Le temps passe et les nombreuses demandes faites au nom du principe de Jordan restent sans réponse. La solitude, la peur, l’inconnu, mais aussi les nombreuses responsabilités qui incombent aux familles rendent les situations insoutenables. Le cas du principe de Jordan est porté à la Commission des droits de la personne : encore des témoignages, encore des appels à l’aide. Malgré des ordres de conformité lancés par le Tribunal, les familles et les enfants autochtones n’ont toujours pas accès à des soins égaux plus de 10 ans après la mort de Jordan.

De nombreux appels à l’aide ignorés

« I believe that these deaths were preventable. » Ce sont les mots d’un médecin travaillant dans la communauté de Wapekeka à propos d’une crise sociale pour laquelle les dirigeants cherchent des solutions depuis plusieurs années.
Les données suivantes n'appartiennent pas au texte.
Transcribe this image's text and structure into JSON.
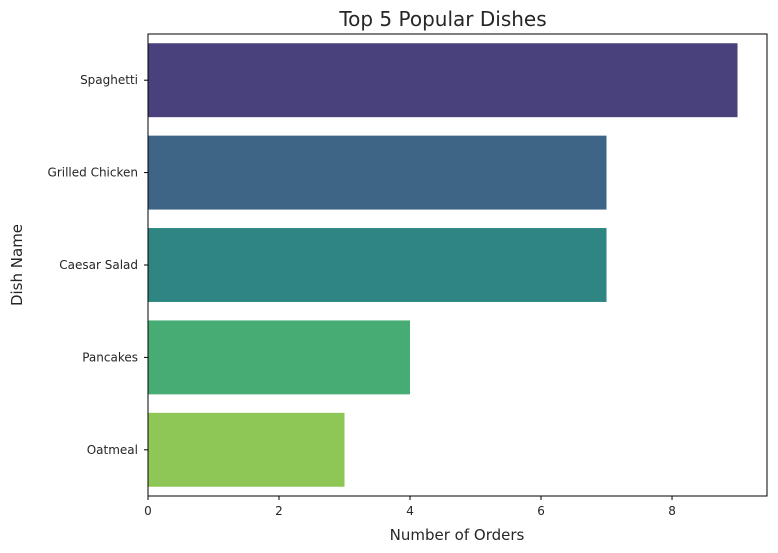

À l’aide gouvernementale demandée par le chef de la communauté, un officiel de répondre en commission : « It was a bad time, an akward time. » Il est tout à fait légitime de se demander quel est le moment adéquat pour demander de l’aide dans ce cas… 

La question de la réconciliation

La question que pose la réalisatrice à travers son documentaire est celle de la réconciliation : Comment peut-on en parler alors que tant de situations d’injustice ont encore lieu? Comment parler de réconciliation lorsque la discrimination est encore quotidienne? Alors que nous tournons à peine la page des pensionnats autochtones, Jordan River Anderson. The Messenger est un plaidoyer pour une dignité pour tous, une justice pour tous – mais, surtout, un amour meilleur des enfants : « How do we love our children? » 

Note : 8/10

Jordan River Anderson. The Messenger est présenté aux RIDM les 16 et 18 novembre 2019.